Question

aidan is participating in an 8-mile walk for his favorite charity. the walk organizers plotted the course on a coordinate map. the starting point is at (3,1), and the ending point is at (3,9). theres a water station at (3,7) to make sure the walkers stay hydrated. plot the starting point, ending point, and water station on the map.

Explanation:

Step 1: Recall Coordinate Plotting Rules

In a coordinate plane, a point \((x,y)\) is plotted by first moving \(x\) units along the \(x\)-axis (horizontal) and then \(y\) units along the \(y\)-axis (vertical).

Step 2: Plot \((3,1)\)

For \(x = 3\), move 3 units right from the origin \((0,0)\) on the \(x\)-axis. For \(y=1\), move 1 unit up from the \(x\)-axis position. Mark the intersection.

Step 3: Plot \((3,9)\)

For \(x = 3\), move 3 units right on the \(x\)-axis. For \(y = 9\), move 9 units up from the \(x\)-axis position. Mark the intersection.

Step 4: Plot \((3,7)\)

For \(x = 3\), move 3 units right on the \(x\)-axis. For \(y=7\), move 7 units up from the \(x\)-axis position. Mark the intersection.

Answer:

To plot the points:

• For the starting point \((3,1)\): Since the \(x\)-coordinate is \(3\) and the \(y\)-coordinate is \(1\), move 3 units to the right along the \(x\)-axis (from the origin \((0,0)\)) and then 1 unit up along the \(y\)-axis. Mark this point.
• For the ending point \((3,9)\): With \(x = 3\) and \(y=9\), move 3 units right on the \(x\)-axis and 9 units up on the \(y\)-axis. Mark this point.
• For the water station \((3,7)\): Given \(x = 3\) and \(y = 7\), move 3 units right on the \(x\)-axis and 7 units up on the \(y\)-axis. Mark this point.

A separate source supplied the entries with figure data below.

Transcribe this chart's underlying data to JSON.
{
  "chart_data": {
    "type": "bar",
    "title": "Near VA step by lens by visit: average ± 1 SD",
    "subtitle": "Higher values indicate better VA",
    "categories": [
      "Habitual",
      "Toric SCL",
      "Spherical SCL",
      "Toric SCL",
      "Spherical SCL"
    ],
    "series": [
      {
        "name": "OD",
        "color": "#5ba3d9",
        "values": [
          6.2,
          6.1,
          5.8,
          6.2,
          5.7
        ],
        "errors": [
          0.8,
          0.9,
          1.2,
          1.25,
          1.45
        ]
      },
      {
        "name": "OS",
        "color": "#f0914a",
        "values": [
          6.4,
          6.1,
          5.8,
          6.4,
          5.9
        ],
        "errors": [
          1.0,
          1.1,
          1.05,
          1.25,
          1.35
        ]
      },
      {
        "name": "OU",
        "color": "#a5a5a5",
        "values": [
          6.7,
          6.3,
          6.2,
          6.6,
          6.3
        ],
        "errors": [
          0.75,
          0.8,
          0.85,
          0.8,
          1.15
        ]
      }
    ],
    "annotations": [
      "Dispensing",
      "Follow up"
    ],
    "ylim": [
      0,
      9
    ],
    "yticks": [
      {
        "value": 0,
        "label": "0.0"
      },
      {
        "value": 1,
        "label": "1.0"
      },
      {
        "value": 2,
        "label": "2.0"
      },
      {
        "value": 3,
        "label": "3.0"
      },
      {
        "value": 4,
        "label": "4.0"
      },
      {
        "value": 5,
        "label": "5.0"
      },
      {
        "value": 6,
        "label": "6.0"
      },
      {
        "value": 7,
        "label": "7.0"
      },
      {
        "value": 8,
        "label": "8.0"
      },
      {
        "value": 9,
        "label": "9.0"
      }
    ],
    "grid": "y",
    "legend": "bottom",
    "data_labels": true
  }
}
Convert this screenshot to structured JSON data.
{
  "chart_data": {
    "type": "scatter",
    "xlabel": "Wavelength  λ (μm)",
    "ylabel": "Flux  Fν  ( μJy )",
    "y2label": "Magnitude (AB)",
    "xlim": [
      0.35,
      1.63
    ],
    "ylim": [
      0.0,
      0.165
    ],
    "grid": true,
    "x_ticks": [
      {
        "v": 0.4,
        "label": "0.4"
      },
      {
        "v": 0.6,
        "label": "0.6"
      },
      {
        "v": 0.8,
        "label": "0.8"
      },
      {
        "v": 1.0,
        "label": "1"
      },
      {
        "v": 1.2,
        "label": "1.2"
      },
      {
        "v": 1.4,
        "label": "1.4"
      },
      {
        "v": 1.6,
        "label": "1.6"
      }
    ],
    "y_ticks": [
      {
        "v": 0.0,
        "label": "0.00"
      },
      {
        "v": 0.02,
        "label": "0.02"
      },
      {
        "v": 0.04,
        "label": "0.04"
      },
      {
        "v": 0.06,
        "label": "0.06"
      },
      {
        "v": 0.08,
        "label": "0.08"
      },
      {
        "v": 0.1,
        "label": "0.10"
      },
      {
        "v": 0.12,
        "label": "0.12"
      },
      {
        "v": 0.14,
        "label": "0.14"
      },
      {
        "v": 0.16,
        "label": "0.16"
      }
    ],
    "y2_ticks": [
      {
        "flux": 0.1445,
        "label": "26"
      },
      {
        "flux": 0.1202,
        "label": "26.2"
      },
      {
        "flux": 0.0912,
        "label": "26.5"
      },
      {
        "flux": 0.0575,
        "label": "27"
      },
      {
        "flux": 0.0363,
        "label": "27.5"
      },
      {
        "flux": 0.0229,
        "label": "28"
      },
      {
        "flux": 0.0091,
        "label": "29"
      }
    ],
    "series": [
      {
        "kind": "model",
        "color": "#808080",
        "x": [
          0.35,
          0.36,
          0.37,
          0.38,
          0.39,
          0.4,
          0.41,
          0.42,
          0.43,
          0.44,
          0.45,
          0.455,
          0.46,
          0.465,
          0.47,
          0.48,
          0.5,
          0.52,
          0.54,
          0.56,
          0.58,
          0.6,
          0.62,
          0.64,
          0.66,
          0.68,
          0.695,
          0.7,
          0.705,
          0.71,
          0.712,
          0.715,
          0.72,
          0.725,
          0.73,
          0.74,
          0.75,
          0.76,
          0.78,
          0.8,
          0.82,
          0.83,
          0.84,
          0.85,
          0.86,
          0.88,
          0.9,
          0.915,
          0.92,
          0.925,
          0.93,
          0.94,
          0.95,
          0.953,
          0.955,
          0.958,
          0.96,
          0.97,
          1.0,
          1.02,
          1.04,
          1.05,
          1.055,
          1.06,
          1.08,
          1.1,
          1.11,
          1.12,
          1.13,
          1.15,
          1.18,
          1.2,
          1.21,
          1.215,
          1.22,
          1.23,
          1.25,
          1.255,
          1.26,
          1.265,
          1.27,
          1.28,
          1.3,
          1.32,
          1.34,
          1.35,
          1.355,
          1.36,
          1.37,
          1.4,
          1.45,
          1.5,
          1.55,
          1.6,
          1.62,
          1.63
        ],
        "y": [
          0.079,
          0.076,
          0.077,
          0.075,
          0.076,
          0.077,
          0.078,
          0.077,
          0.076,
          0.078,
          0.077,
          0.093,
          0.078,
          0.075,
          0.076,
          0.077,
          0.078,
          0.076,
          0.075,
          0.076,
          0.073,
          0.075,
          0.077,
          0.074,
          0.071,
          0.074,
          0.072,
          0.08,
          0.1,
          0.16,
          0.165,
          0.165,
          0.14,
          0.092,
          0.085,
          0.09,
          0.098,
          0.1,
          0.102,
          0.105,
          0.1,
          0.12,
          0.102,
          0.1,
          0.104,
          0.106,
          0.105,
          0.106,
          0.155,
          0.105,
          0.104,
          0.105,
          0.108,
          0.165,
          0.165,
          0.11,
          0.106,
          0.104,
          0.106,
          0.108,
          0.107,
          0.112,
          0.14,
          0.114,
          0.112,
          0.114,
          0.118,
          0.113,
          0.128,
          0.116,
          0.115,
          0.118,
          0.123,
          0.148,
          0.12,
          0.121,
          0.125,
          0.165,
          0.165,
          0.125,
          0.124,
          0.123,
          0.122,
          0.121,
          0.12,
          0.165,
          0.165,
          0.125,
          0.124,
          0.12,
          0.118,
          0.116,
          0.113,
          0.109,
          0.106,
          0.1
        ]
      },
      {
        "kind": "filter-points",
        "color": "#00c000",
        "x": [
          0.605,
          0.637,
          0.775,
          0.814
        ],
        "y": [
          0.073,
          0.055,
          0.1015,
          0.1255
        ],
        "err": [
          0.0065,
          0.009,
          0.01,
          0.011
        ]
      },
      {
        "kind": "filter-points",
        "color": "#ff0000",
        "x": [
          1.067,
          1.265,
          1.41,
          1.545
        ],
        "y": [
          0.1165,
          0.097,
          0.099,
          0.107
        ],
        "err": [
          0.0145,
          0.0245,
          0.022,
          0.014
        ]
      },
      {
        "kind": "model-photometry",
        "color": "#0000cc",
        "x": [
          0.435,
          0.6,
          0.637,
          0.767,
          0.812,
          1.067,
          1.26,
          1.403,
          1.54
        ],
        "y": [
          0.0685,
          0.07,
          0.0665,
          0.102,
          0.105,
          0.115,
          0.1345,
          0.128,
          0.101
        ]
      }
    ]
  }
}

(Note: Since the graph is partially shown, on a full coordinate grid, these points will lie on the vertical line \(x = 3\) at different \(y\)-levels. The starting point is the lowest (\(y = 1\)), then the water station at \(y=7\), and the ending point at \(y = 9\) among these three points on \(x = 3\).)